La troisième lecture du livre de François Bazin pourrait être plus idéologique et interpelle le lecteur sur le rôle exact du conseiller par rapport au décideur politique. Lorsque Pilhan se mêle de proposer au Président le "casting" d'un gouvernement ou de le dissuader d'adopter ou d'infléchir telle décision, ou d'encadrer telle autre dans une rhétorique précise, comme ce fut le cas tant avec le client Mitterrand qu'avec le client Chirac, outrepasse-t-il son rôle? Paradoxe, si Pilhan fut, à n'en pas douter, un mitterrandien engagé, il n'avait que mépris pour les socialistes et ne se voulait en rien de gauche. Sans doute fut-il pour quelque chose dans le recentrage du deuxième septennat Mitterrand. Pas davantage de droite, sans doute se prit-il simplement au jeu de faire gagner Chirac.

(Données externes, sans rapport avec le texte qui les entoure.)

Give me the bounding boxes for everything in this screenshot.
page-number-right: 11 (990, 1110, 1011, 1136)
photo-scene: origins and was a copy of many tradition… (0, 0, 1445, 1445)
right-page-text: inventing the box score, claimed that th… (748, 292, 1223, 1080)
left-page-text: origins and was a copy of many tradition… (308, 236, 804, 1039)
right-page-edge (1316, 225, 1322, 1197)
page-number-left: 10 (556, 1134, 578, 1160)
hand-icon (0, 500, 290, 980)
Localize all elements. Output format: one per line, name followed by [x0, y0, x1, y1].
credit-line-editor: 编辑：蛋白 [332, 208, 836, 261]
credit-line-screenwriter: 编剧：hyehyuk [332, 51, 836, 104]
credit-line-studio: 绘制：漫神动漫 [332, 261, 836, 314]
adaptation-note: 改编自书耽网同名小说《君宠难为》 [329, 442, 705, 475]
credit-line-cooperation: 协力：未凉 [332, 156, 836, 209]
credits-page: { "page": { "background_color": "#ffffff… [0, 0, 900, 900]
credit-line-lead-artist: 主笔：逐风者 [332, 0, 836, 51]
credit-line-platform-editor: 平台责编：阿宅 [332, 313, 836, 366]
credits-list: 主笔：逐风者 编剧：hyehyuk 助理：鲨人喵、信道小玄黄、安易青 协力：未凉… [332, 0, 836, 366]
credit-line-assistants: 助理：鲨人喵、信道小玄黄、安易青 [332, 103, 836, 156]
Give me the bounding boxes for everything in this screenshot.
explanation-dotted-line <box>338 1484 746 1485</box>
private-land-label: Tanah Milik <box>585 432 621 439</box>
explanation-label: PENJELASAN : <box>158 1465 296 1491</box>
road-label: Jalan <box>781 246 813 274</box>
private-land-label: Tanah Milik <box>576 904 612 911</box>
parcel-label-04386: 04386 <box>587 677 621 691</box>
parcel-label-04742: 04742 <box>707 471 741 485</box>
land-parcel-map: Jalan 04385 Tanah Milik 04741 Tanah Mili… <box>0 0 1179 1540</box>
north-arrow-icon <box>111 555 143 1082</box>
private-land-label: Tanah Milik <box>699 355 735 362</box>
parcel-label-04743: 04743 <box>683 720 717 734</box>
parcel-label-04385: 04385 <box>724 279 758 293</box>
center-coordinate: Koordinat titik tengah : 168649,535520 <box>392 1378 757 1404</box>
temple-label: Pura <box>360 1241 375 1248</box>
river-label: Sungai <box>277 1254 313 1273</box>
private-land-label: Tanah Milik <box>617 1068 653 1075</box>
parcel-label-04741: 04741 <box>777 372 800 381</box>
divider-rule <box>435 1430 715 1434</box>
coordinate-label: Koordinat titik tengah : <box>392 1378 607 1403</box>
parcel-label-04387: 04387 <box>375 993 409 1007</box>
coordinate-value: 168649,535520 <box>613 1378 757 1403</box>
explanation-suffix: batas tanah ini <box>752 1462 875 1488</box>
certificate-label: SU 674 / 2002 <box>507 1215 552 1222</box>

Pour le dire autrement, et l'interrogation demeure très actuelle: la politique aujourd'hui ne se nourrit-elle que de communication? Suffit-il à l'homme politique de répondre à tout instant à l'état momentané de l'opinion fut-elle formidablement appréhendée par un collaborateur?

Le livre de François Bazin, ce n'est pas son moindre mérite, conduit à se poser cette question avec ce qu'elle comporte de difficile mais de déterminant pour le lecteur épris de démocratie.